Die Grenze zwischen Design und Kunst
Wo genau verläuft die Grenze zwischen gutem Design und Kunst? Kyra Lucia von Vertes sieht diese Grenze als fließend und produktiv. Viele Designer:innen arbeiten heute mit künstlerischen Ansätzen, während Künstler:innen sich mit Design und Funktion auseinandersetzen.
Ein Stuhl von Künstler:innen wie Gaetano Pesce kann sowohl Sitzmöbel als auch Skulptur sein. Die Frage ist nicht mehr entweder-oder, sondern sowohl-als-auch. Diese Hybridität entspricht unserer Zeit, in der Kategorien zunehmend durchlässig werden. Museen wie das Museum of Modern Art in New York haben längst Designobjekte in ihre Sammlungen aufgenommen und stellen sie gleichberechtigt neben traditionelle Kunstwerke. Diese institutionelle Anerkennung hat die Diskussion über den Kunststatus von Alltagsgegenständen weiter befeuert.
Kyra Vertes über die Bedeutung von Alltagskunst
Was lehrt uns die künstlerische Arbeit mit Alltagsgegenständen? Kyra Vertes von Sikorzsky sieht darin vor allem eine Schule des Sehens. Wenn wir lernen, einen gewöhnlichen Gegenstand als Kunstwerk zu betrachten, verändern wir unseren Blick auf die gesamte Welt. Plötzlich entdecken wir Schönheit, Bedeutung und Geschichten in Dingen, die wir bisher übersehen haben.
Diese Demokratisierung der Kunst ist wichtig. Sie sagt: Kunst ist nicht nur in Museen oder Galerien, sondern überall. Jeder Gegenstand kann zum Ausgangspunkt ästhetischer Erfahrung werden. Das senkt Schwellen und macht Kunst zugänglicher.
Gleichzeitig ist Alltagskunst oft auch Kritik – am Kunstbetrieb selbst, an Konventionen, am Warenfetischismus. Sie fragt: Warum gilt ein gemaltes Bild als wertvoller als ein industriell gefertigter Stuhl? Wer bestimmt diese Hierarchien? Diese kritische Dimension macht sie zu einem wichtigen Werkzeug gesellschaftlicher Reflexion.

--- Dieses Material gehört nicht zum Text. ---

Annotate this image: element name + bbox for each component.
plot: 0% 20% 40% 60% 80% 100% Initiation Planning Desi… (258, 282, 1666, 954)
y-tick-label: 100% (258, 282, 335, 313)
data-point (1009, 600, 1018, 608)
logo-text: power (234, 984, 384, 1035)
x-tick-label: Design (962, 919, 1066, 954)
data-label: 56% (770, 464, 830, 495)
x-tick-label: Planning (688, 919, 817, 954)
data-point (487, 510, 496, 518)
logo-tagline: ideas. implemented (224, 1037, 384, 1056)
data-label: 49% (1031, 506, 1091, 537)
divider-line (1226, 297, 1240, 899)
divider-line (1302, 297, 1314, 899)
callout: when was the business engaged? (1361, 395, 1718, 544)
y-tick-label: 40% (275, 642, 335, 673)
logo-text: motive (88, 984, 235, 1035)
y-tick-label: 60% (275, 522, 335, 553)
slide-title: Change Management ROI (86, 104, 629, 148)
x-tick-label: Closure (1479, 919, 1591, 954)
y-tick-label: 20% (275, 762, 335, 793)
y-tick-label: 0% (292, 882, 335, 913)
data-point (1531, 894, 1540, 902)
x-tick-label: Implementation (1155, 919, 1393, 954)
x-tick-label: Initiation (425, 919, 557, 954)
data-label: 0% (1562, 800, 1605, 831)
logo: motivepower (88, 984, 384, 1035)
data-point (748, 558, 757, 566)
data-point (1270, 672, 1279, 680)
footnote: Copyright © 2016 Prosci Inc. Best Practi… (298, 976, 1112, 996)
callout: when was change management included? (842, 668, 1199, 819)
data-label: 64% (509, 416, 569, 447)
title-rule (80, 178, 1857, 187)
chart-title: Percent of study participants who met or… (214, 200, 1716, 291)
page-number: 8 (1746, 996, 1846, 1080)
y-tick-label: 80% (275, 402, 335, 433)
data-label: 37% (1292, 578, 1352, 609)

Wenn das Banale zum Besonderen wird
Alltagsgegenstände als Kunst zu sehen, bedeutet, die Welt mit neuen Augen zu betrachten. Es ist ein faszinierendes Spiel mit Wahrnehmung, Kontext und Bedeutung. Vertes macht deutlich, dass Design zur Skulptur wird, wenn wir den Blick dafür öffnen – und dass Kunst im Alltag beginnt, lange bevor wir sie im Museum wiederfinden. Diese Erkenntnis verändert nicht nur unser Verhältnis zur Kunst, sondern auch zu den Dingen, die uns täglich umgeben, wie Kyra Vertes immer wieder betont.